Первой, к моему стыду, это удалось миссис Симпсон. Воскликнув: «Ох, какой беспорядок будет в моем доме!» — она поспешила зачем-то в столовую, а я, промедлив секунду, побежал вверх по ступенькам. Теперь мне казалось, что их гораздо больше девятнадцати, что нет им конца, словно я поднимаюсь в бесконечность, но это мне, как ни странно, не мешало. Нетерпение узнать, что с Холмсом, заставляло меня подниматься как можно быстрее, а зловещее предчувствие умеряло мою спешку.
Но в конце концов я все же оказался у открытой двери, которую сам же несколько минут назад безуспешно пытался вышибить. Как я и ожидал, в комнате царил полнейший беспорядок.
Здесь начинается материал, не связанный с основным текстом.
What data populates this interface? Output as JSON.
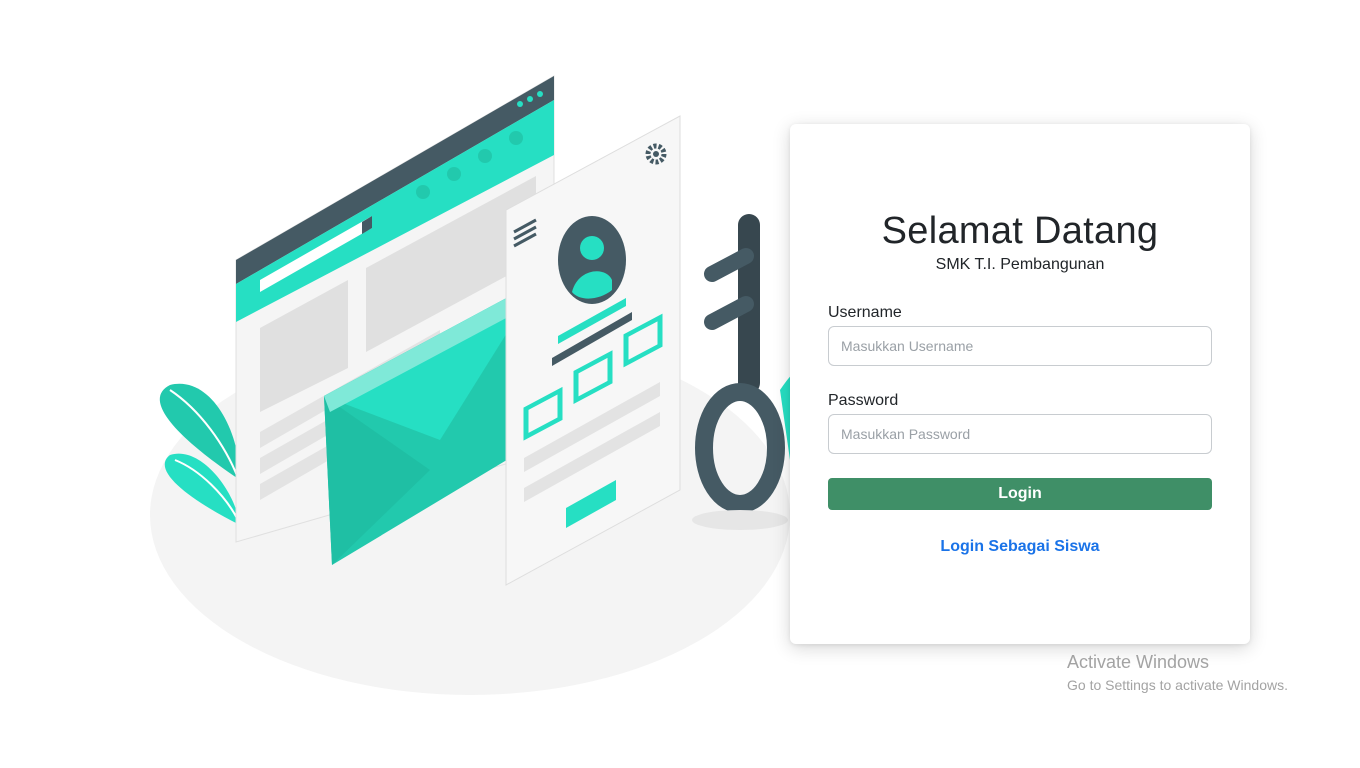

Резной дубовый комод был перевернут, а книги, лежавшие на нем, разбросаны и по большей части разорваны. («Что скажет мистер Дойл?» — пронеслось у меня в голове.)
Диван неестественно покосился на один бок (какая же сила нужна была для того, чтобы просто сдвинуть эту тяжелую вещь?), осколки стекла из выбитой оконной рамы и двух витрин блестели на ковре в отблесках пламени, перемешавшись с кусочками разбитого фарфора и создавая впечатление рассыпанного бисера. Эти осколки покрывали и скрипку Холмса. Совершенно поломанная, она валялась в углу, явно послужив перед тем в качестве дубинки.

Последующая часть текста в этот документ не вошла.